JONAH GOLDBERG: Well, so first of all, I don't think she's very bright [Spehar laughs.]
Second of all, the idea of somehow the Attorney General during constitutionally necessary oversight before the supreme branch of government saying we should be talking about the stock market is just, like if you wrote it in a political novel, an informed reader would say, well this makes no sense that they would say that.
More broadly, like I agree with Matt, I'm on a hobby horse about how Congress has essentially become a denuded institution and it breaks my heart in all sorts of ways. I don't think she's trying to be Trump. I think the only thing Trump respects is people who talk like him. And he wants all his people to be like Roy Cohn, to do his fights for him.
And I think that it's, and I agree entirely with Matt, that she's doing this performatively for an audience of one, which is why all the Sunday shows are weirdly, on a meta level, more interesting than they've been for about 20 years. Because you have cabinet secretaries saying stupid things that the president wants to hear, even though they're bad politically for them.
The one point I'll add, also as an institutionalist, is it is now almost obvious that it was a mistake to introduce cameras to Congress.
CORNISH: Wait, wait, wait. I covered Congress for a while when there was cameras. This is not a camera problem.
GOLDBERG: It's partly a camera problem, and I'll debate you that for hours.
BAI: Only in the sense that we introduced cameras to the world.
GOLDBERG: No, no, look --
CORNISH: I mean, you don't think this is a little bit of a Trump era problem?
GOLDBERG: Oh, no, I don't. I mean, Trump makes everything worse, but this is a problem. This kind of transparency. It is impossible to have somebody serious conversations when you're performing for constituencies. You cannot compromise, you cannot float controversial proposals if everybody is watching.
CORNISH: Do you think people trust things anymore that happen behind closed doors?
GOLDBERG: If we don't get back to that, the country's ruined. One of the reasons why these hearings suck so bad, not just this, but all of them, whenever they're televised, is everyone performs to send out their little five-minute dumb social media clips --
CORNISH: That's fair, that's fair.
GOLDBERG: -- to raise small donor contributions. So they're performing for their fan base, it's audience capture, it's not their jobs, and it's ruining the institution.
CORNISH: Okay, let me let you [Vehar] get in a word here.
SPEHAR: But I need to say that having the cameras and the transparency means that people can't tell the truth or they can't defend their honest-to-goodness position is false.

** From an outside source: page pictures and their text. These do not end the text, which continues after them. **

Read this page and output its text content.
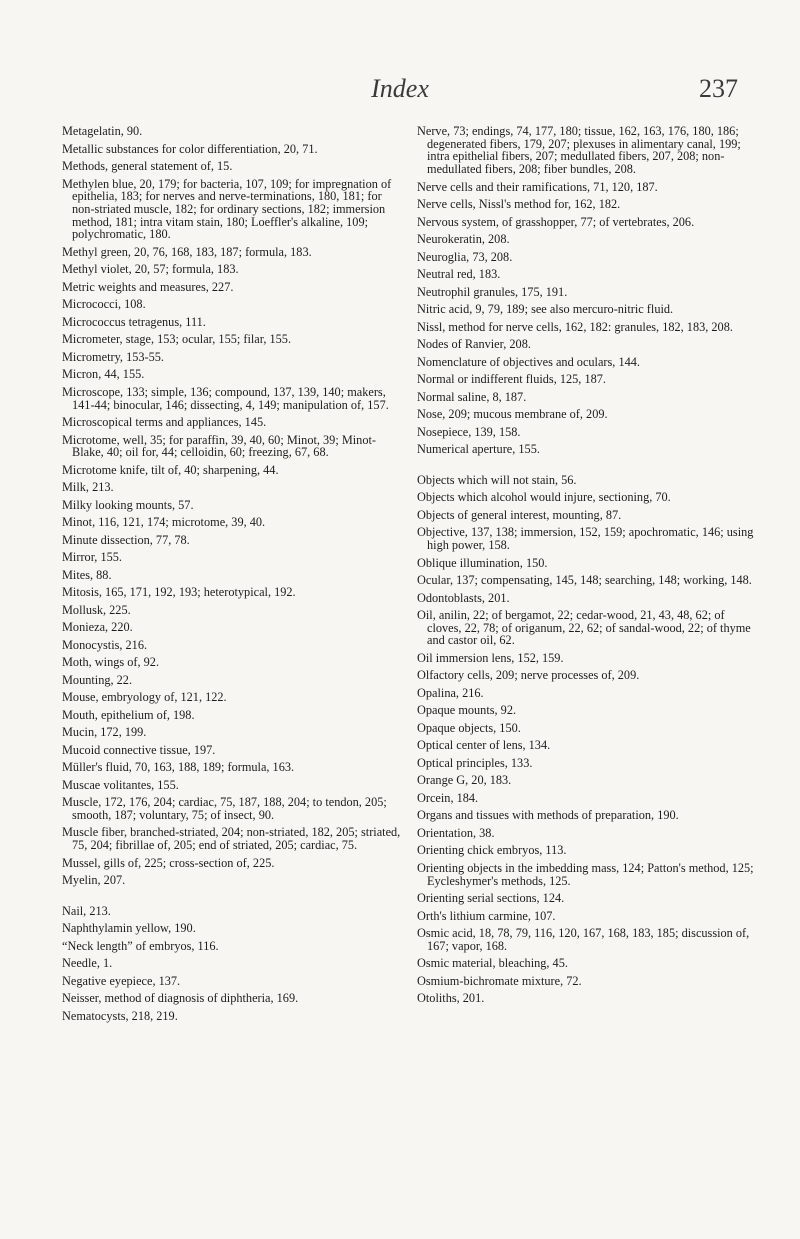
Index	237
Metagelatin, 90.
Metallic substances for color differentiation, 20, 71.
Methods, general statement of, 15.
Methylen blue, 20, 179; for bacteria, 107, 109; for impregnation of epithelia, 183; for nerves and nerve-terminations, 180, 181; for non-striated muscle, 182; for ordinary sections, 182; immersion method, 181; intra vitam stain, 180; Loeffler's alkaline, 109; polychromatic, 180.
Methyl green, 20, 76, 168, 183, 187; formula, 183.
Methyl violet, 20, 57; formula, 183.
Metric weights and measures, 227.
Micrococci, 108.
Micrococcus tetragenus, 111.
Micrometer, stage, 153; ocular, 155; filar, 155.
Micrometry, 153-55.
Micron, 44, 155.
Microscope, 133; simple, 136; compound, 137, 139, 140; makers, 141-44; binocular, 146; dissecting, 4, 149; manipulation of, 157.
Microscopical terms and appliances, 145.
Microtome, well, 35; for paraffin, 39, 40, 60; Minot, 39; Minot-Blake, 40; oil for, 44; celloidin, 60; freezing, 67, 68.
Microtome knife, tilt of, 40; sharpening, 44.
Milk, 213.
Milky looking mounts, 57.
Minot, 116, 121, 174; microtome, 39, 40.
Minute dissection, 77, 78.
Mirror, 155.
Mites, 88.
Mitosis, 165, 171, 192, 193; heterotypical, 192.
Mollusk, 225.
Monieza, 220.
Monocystis, 216.
Moth, wings of, 92.
Mounting, 22.
Mouse, embryology of, 121, 122.
Mouth, epithelium of, 198.
Mucin, 172, 199.
Mucoid connective tissue, 197.
Müller's fluid, 70, 163, 188, 189; formula, 163.
Muscae volitantes, 155.
Muscle, 172, 176, 204; cardiac, 75, 187, 188, 204; to tendon, 205; smooth, 187; voluntary, 75; of insect, 90.
Muscle fiber, branched-striated, 204; non-striated, 182, 205; striated, 75, 204; fibrillae of, 205; end of striated, 205; cardiac, 75.
Mussel, gills of, 225; cross-section of, 225.
Myelin, 207.
Nail, 213.
Naphthylamin yellow, 190.
“Neck length” of embryos, 116.
Needle, 1.
Negative eyepiece, 137.
Neisser, method of diagnosis of diphtheria, 169.
Nematocysts, 218, 219.
Nerve, 73; endings, 74, 177, 180; tissue, 162, 163, 176, 180, 186; degenerated fibers, 179, 207; plexuses in alimentary canal, 199; intra epithelial fibers, 207; medullated fibers, 207, 208; non-medullated fibers, 208; fiber bundles, 208.
Nerve cells and their ramifications, 71, 120, 187.
Nerve cells, Nissl's method for, 162, 182.
Nervous system, of grasshopper, 77; of vertebrates, 206.
Neurokeratin, 208.
Neuroglia, 73, 208.
Neutral red, 183.
Neutrophil granules, 175, 191.
Nitric acid, 9, 79, 189; see also mercuro-nitric fluid.
Nissl, method for nerve cells, 162, 182: granules, 182, 183, 208.
Nodes of Ranvier, 208.
Nomenclature of objectives and oculars, 144.
Normal or indifferent fluids, 125, 187.
Normal saline, 8, 187.
Nose, 209; mucous membrane of, 209.
Nosepiece, 139, 158.
Numerical aperture, 155.
Objects which will not stain, 56.
Objects which alcohol would injure, sectioning, 70.
Objects of general interest, mounting, 87.
Objective, 137, 138; immersion, 152, 159; apochromatic, 146; using high power, 158.
Oblique illumination, 150.
Ocular, 137; compensating, 145, 148; searching, 148; working, 148.
Odontoblasts, 201.
Oil, anilin, 22; of bergamot, 22; cedar-wood, 21, 43, 48, 62; of cloves, 22, 78; of origanum, 22, 62; of sandal-wood, 22; of thyme and castor oil, 62.
Oil immersion lens, 152, 159.
Olfactory cells, 209; nerve processes of, 209.
Opalina, 216.
Opaque mounts, 92.
Opaque objects, 150.
Optical center of lens, 134.
Optical principles, 133.
Orange G, 20, 183.
Orcein, 184.
Organs and tissues with methods of preparation, 190.
Orientation, 38.
Orienting chick embryos, 113.
Orienting objects in the imbedding mass, 124; Patton's method, 125; Eycleshymer's methods, 125.
Orienting serial sections, 124.
Orth's lithium carmine, 107.
Osmic acid, 18, 78, 79, 116, 120, 167, 168, 183, 185; discussion of, 167; vapor, 168.
Osmic material, bleaching, 45.
Osmium-bichromate mixture, 72.
Otoliths, 201.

I think we have a more educated, more civically engaged public because of the cameras, because of social media and the ways that they can replay the clips on the second screen.
GOLDBERG: I don't think there's any data to support that contention at all.
VEHAR [ignores Goldberg's comment and continues] Like, to the point that Fox isn't going to air something where they know that Pam Bondi is perhaps not gonna come off good or perhaps gonna get caught in a question that she can't answer, where the Epstein survivors are standing behind her.
The public is very sensitive to that. And if we don't have those cameras, then we're to trust, like you said, what just happens behind the screen. I don't think that the trust in the institution is there to not have cameras.
CORNISH: [Addressing herself to Goldberg] I understand your frustration coming from radio also. And it's a toothpaste back in the tube situation.
So I will let you shake that fist at the sky.